The problems I've seen uninstalling old Flash MSIs have mostly been:
"Adobe Flash Player 11 ActiveX -- Error 1714.The older version of Adobe Flash Player 11 ActiveX cannot be removed. Contact your technical support group. System Error 1612."
"Error 2753: The file 'installax.exe' is not marked for installation"
The straw that broke the camel's back, for me, was seeing these errors happening randomly in a Customer site with 1,000+ client PCs. I need to be sure that Flash updates are happening and having MSIs randomly fail to uninstall isn't an option. The fact that the MSI failures happen on each subsequent boot, slowing the boot process down, just adds insult to injury.
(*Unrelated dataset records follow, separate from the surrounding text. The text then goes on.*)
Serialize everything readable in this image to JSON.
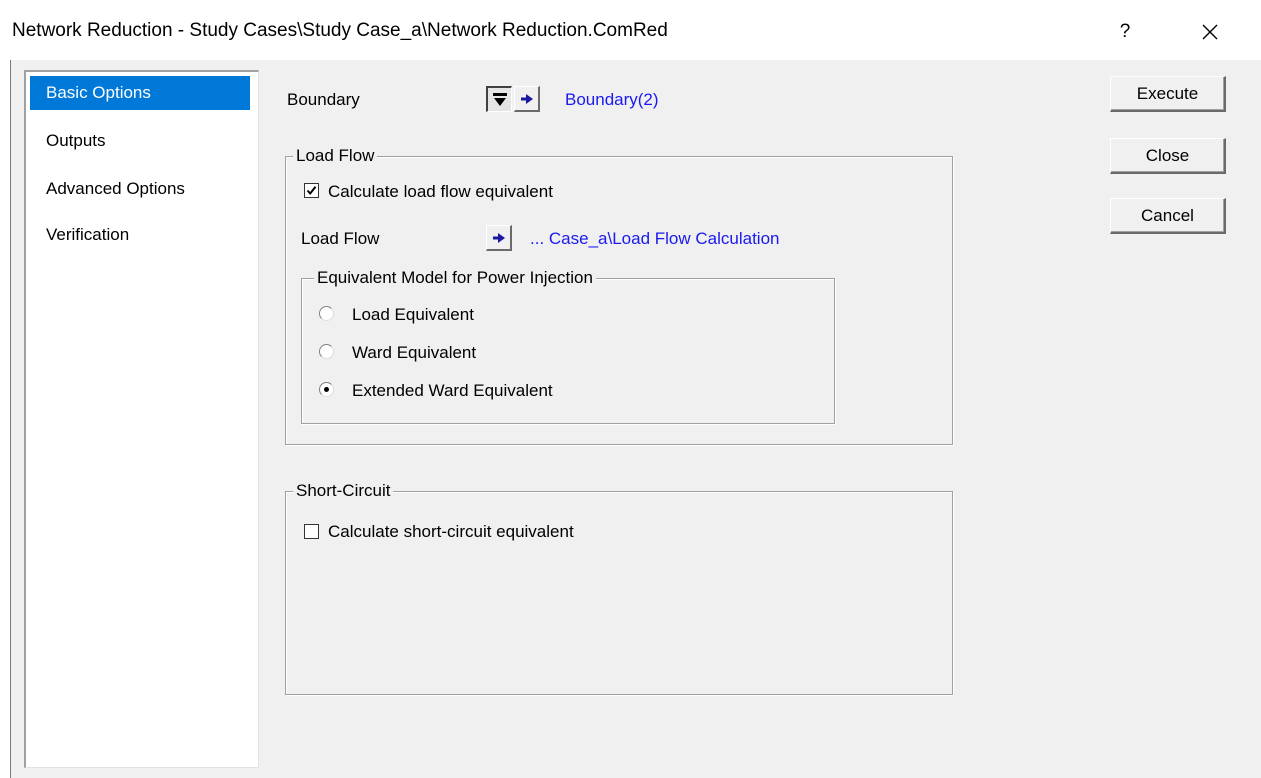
{
  "window": {
    "title": "Network Reduction - Study Cases\\Study Case_a\\Network Reduction.ComRed",
    "help_label": "?"
  },
  "nav": {
    "items": [
      {
        "label": "Basic Options",
        "selected": true
      },
      {
        "label": "Outputs",
        "selected": false
      },
      {
        "label": "Advanced Options",
        "selected": false
      },
      {
        "label": "Verification",
        "selected": false
      }
    ]
  },
  "boundary": {
    "label": "Boundary",
    "link": "Boundary(2)"
  },
  "load_flow": {
    "group_label": "Load Flow",
    "checkbox_label": "Calculate load flow equivalent",
    "checked": true,
    "field_label": "Load Flow",
    "link": "... Case_a\\Load Flow Calculation",
    "equivalent": {
      "group_label": "Equivalent Model for Power Injection",
      "options": [
        {
          "label": "Load Equivalent",
          "selected": false
        },
        {
          "label": "Ward Equivalent",
          "selected": false
        },
        {
          "label": "Extended Ward Equivalent",
          "selected": true
        }
      ]
    }
  },
  "short_circuit": {
    "group_label": "Short-Circuit",
    "checkbox_label": "Calculate short-circuit equivalent",
    "checked": false
  },
  "buttons": {
    "execute": "Execute",
    "close": "Close",
    "cancel": "Cancel"
  },
  "colors": {
    "selection": "#0078d7",
    "link": "#1a1aee",
    "dialog_bg": "#f0f0f0"
  }
}
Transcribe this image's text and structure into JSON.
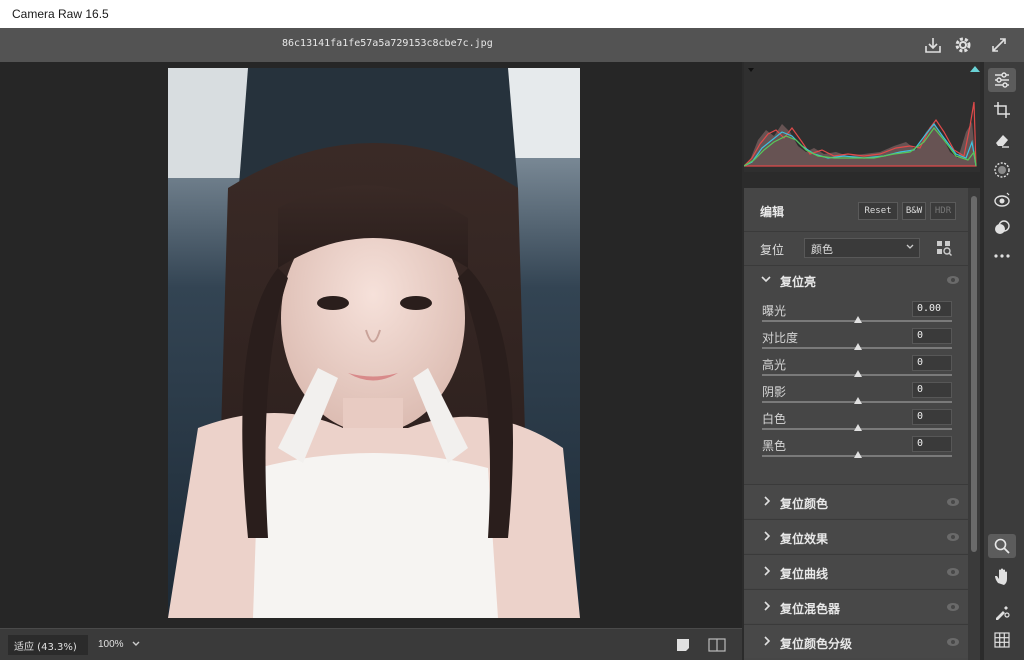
{
  "window": {
    "title": "Camera Raw 16.5"
  },
  "file": {
    "name": "86c13141fa1fe57a5a729153c8cbe7c.jpg"
  },
  "topbar_icons": [
    "save-icon",
    "gear-icon",
    "fullscreen-icon"
  ],
  "bottom": {
    "fit_label": "适应 (43.3%)",
    "zoom_label": "100%"
  },
  "panel": {
    "title": "编辑",
    "buttons": {
      "reset": "Reset",
      "bw": "B&W",
      "hdr": "HDR"
    },
    "reset_label": "复位",
    "reset_select": "颜色",
    "open_section": {
      "title": "复位亮",
      "sliders": [
        {
          "label": "曝光",
          "value": "0.00"
        },
        {
          "label": "对比度",
          "value": "0"
        },
        {
          "label": "高光",
          "value": "0"
        },
        {
          "label": "阴影",
          "value": "0"
        },
        {
          "label": "白色",
          "value": "0"
        },
        {
          "label": "黑色",
          "value": "0"
        }
      ]
    },
    "closed_sections": [
      "复位颜色",
      "复位效果",
      "复位曲线",
      "复位混色器",
      "复位颜色分级"
    ]
  },
  "tools": [
    "sliders-icon",
    "crop-icon",
    "eraser-icon",
    "mask-icon",
    "redeye-icon",
    "presets-icon",
    "more-icon",
    "zoom-icon",
    "hand-icon",
    "sampler-icon",
    "grid-icon"
  ],
  "colors": {
    "panel_bg": "#464646",
    "canvas_bg": "#262626",
    "toolbar_bg": "#535353"
  }
}
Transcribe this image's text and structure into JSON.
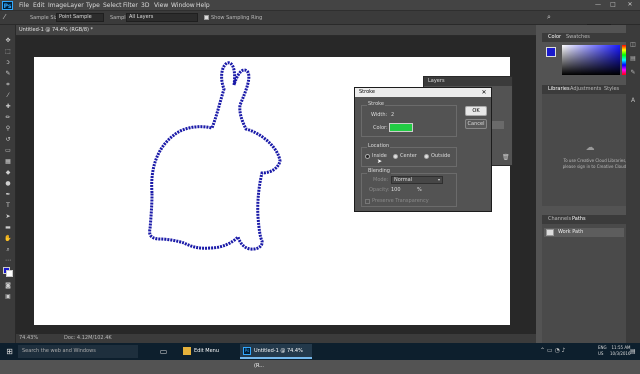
{
  "app": {
    "logo": "Ps"
  },
  "menubar": {
    "items": [
      "File",
      "Edit",
      "Image",
      "Layer",
      "Type",
      "Select",
      "Filter",
      "3D",
      "View",
      "Window",
      "Help"
    ],
    "minimize": "—",
    "maximize": "□",
    "close": "✕"
  },
  "options": {
    "sample_size_label": "Sample Size:",
    "sample_size_value": "Point Sample",
    "sample_label": "Sample:",
    "sample_value": "All Layers",
    "show_ring_label": "Show Sampling Ring"
  },
  "document": {
    "tab_title": "Untitled-1 @ 74.4% (RGB/8) *",
    "zoom": "74.43%",
    "doc_size": "Doc: 4.12M/102.4K"
  },
  "panels": {
    "color_tab": "Color",
    "swatches_tab": "Swatches",
    "libraries_tab": "Libraries",
    "adjustments_tab": "Adjustments",
    "styles_tab": "Styles",
    "libraries_message_1": "To use Creative Cloud Libraries,",
    "libraries_message_2": "please sign in to Creative Cloud.",
    "channels_tab": "Channels",
    "paths_tab": "Paths",
    "path_item": "Work Path",
    "layers_tab": "Layers"
  },
  "stroke_dialog": {
    "title": "Stroke",
    "stroke_group": "Stroke",
    "width_label": "Width:",
    "width_value": "2",
    "color_label": "Color:",
    "color_swatch": "#22cc44",
    "location_group": "Location",
    "inside": "Inside",
    "center": "Center",
    "outside": "Outside",
    "blending_group": "Blending",
    "mode_label": "Mode:",
    "mode_value": "Normal",
    "opacity_label": "Opacity:",
    "opacity_value": "100",
    "opacity_unit": "%",
    "preserve_label": "Preserve Transparency",
    "ok": "OK",
    "cancel": "Cancel"
  },
  "taskbar": {
    "search": "Search the web and Windows",
    "app1": "Edit Menu",
    "app2": "Untitled-1 @ 74.4% (R...",
    "lang1": "ENG",
    "lang2": "US",
    "time": "11:55 AM",
    "date": "10/3/2016"
  },
  "colors": {
    "foreground": "#1a1acc",
    "background": "#ffffff",
    "stroke": "#1a1aa8",
    "accent": "#31a8ff"
  },
  "icons": [
    "search-icon",
    "windows-icon",
    "task-view-icon",
    "folder-icon",
    "chrome-icon",
    "photoshop-icon",
    "creative-cloud-icon",
    "close-icon"
  ]
}
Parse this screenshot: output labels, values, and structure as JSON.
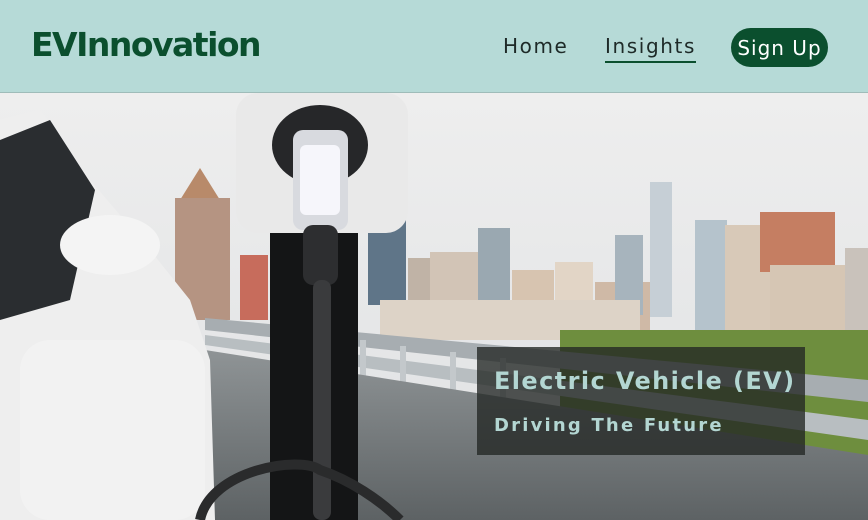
{
  "navbar": {
    "logo": "EVInnovation",
    "links": [
      {
        "label": "Home",
        "active": false
      },
      {
        "label": "Insights",
        "active": true
      }
    ],
    "signup_label": "Sign Up"
  },
  "hero": {
    "title": "Electric Vehicle (EV)",
    "subtitle": "Driving The Future"
  },
  "colors": {
    "navbar_bg": "#b6dad7",
    "brand": "#0b4f2e",
    "caption_text": "#b3d6d2"
  }
}
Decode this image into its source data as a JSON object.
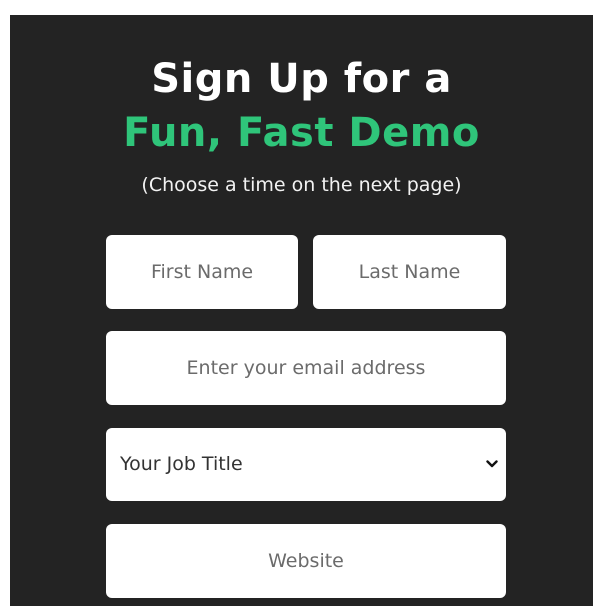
{
  "header": {
    "title_line1": "Sign Up for a",
    "title_line2": "Fun, Fast Demo",
    "subtitle": "(Choose a time on the next page)"
  },
  "form": {
    "first_name": {
      "placeholder": "First Name",
      "value": ""
    },
    "last_name": {
      "placeholder": "Last Name",
      "value": ""
    },
    "email": {
      "placeholder": "Enter your email address",
      "value": ""
    },
    "job_title": {
      "selected": "Your Job Title",
      "icon": "chevron-down-icon"
    },
    "website": {
      "placeholder": "Website",
      "value": ""
    }
  },
  "colors": {
    "panel_background": "#232323",
    "accent": "#2fc57a",
    "field_background": "#ffffff"
  }
}
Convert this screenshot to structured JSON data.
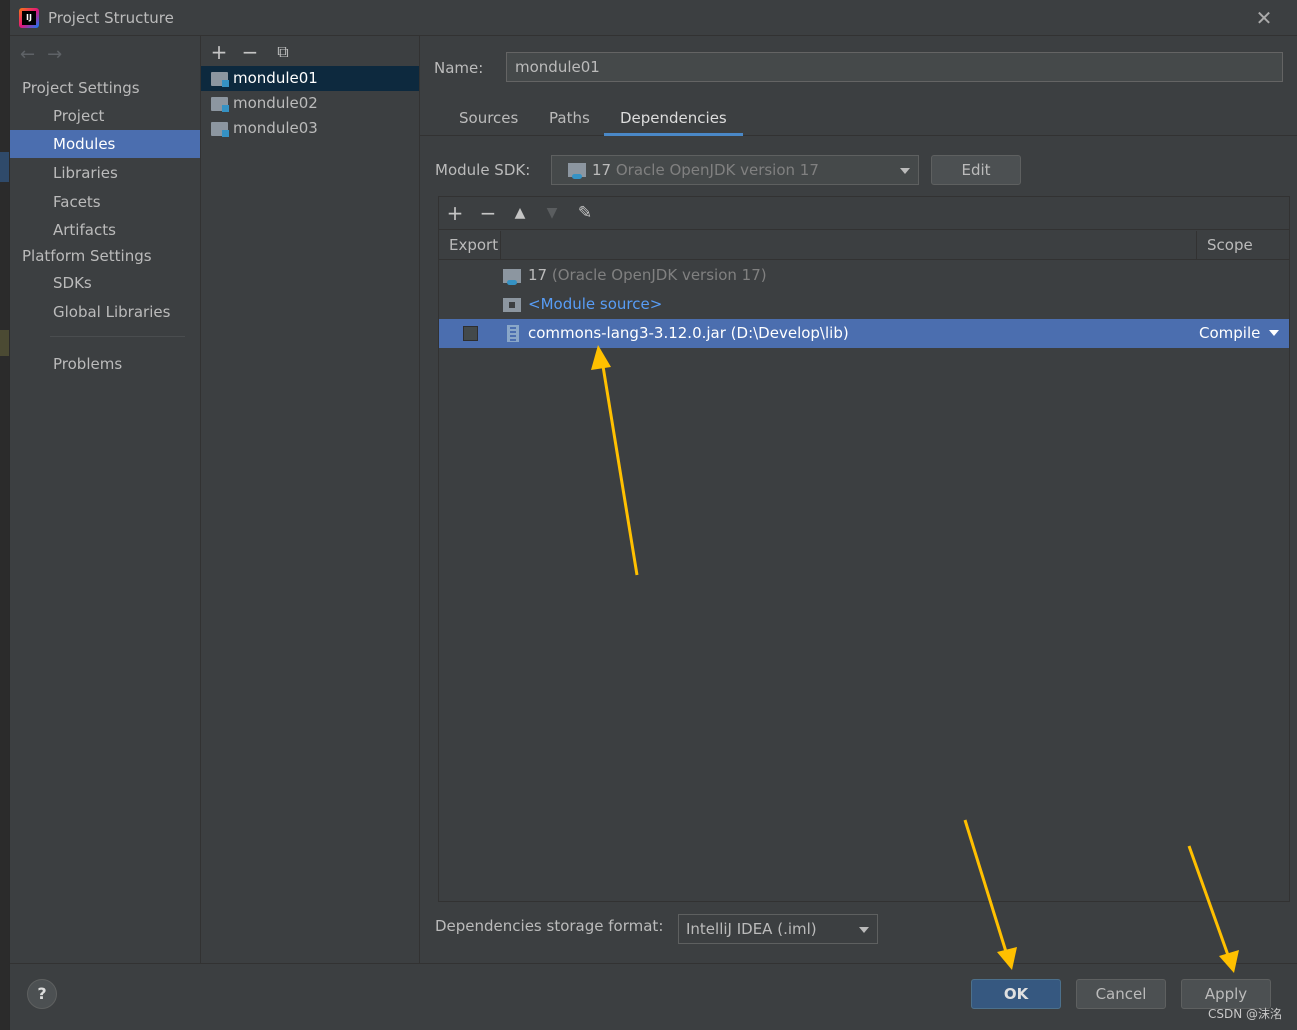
{
  "window": {
    "title": "Project Structure"
  },
  "nav": {
    "project_settings_header": "Project Settings",
    "platform_settings_header": "Platform Settings",
    "items": [
      {
        "label": "Project"
      },
      {
        "label": "Modules"
      },
      {
        "label": "Libraries"
      },
      {
        "label": "Facets"
      },
      {
        "label": "Artifacts"
      },
      {
        "label": "SDKs"
      },
      {
        "label": "Global Libraries"
      },
      {
        "label": "Problems"
      }
    ]
  },
  "modules": [
    {
      "label": "mondule01"
    },
    {
      "label": "mondule02"
    },
    {
      "label": "mondule03"
    }
  ],
  "detail": {
    "name_label": "Name:",
    "name_value": "mondule01",
    "tabs": [
      {
        "label": "Sources"
      },
      {
        "label": "Paths"
      },
      {
        "label": "Dependencies"
      }
    ],
    "sdk_label": "Module SDK:",
    "sdk_version": "17",
    "sdk_name": "Oracle OpenJDK version 17",
    "edit_label": "Edit",
    "table_headers": {
      "export": "Export",
      "scope": "Scope"
    },
    "rows": [
      {
        "name": "17",
        "detail": "(Oracle OpenJDK version 17)"
      },
      {
        "name": "<Module source>"
      },
      {
        "name": "commons-lang3-3.12.0.jar (D:\\Develop\\lib)",
        "scope": "Compile",
        "export": false
      }
    ],
    "storage_label": "Dependencies storage format:",
    "storage_value": "IntelliJ IDEA (.iml)"
  },
  "buttons": {
    "ok": "OK",
    "cancel": "Cancel",
    "apply": "Apply",
    "help": "?"
  },
  "watermark": "CSDN @沫洺",
  "colors": {
    "accent": "#4b6eaf",
    "annotation_arrow": "#ffc000",
    "link": "#589df6"
  }
}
I haven't looked at a v11 MSI in detail. The v9 and v10 MSIs are nothing more than a custom action to execute the EXE-based Flash installer with command-line arguments. I wasn't impressed in the quality of the MSIs, because using Windows Installer to just run your EXE-based setup isn't using Windows Installer.
If you add a newer version of flash.msi to the same GPO, Windows will detect that this is an update to the previous one (the older one is listed in the 'updates' tab). It will also know that it can install the new one over the old one, without removing the old one first (checkbox in the update tab is checked).
This magic is made possible by the GUIDs in the msi-file, that are put in by Adobe.
You can add any number of new flash.msi to the same GPO, but you can also eventually remove old ones.
One exception was version 11.4.402.278, because in this case Adobe had put in the wrong version number in some places, so it failed to correctly update itself.
For this reason I highly recommend to always have a separate GPO that applies only to a test machine, and try there for each new version: upgrade, downgrade, upgrade.
Please note that this magic does not work with all msi files. Then you must add the old ones manually to the list in the updates tab, and then you should leave the checkbox unchecked.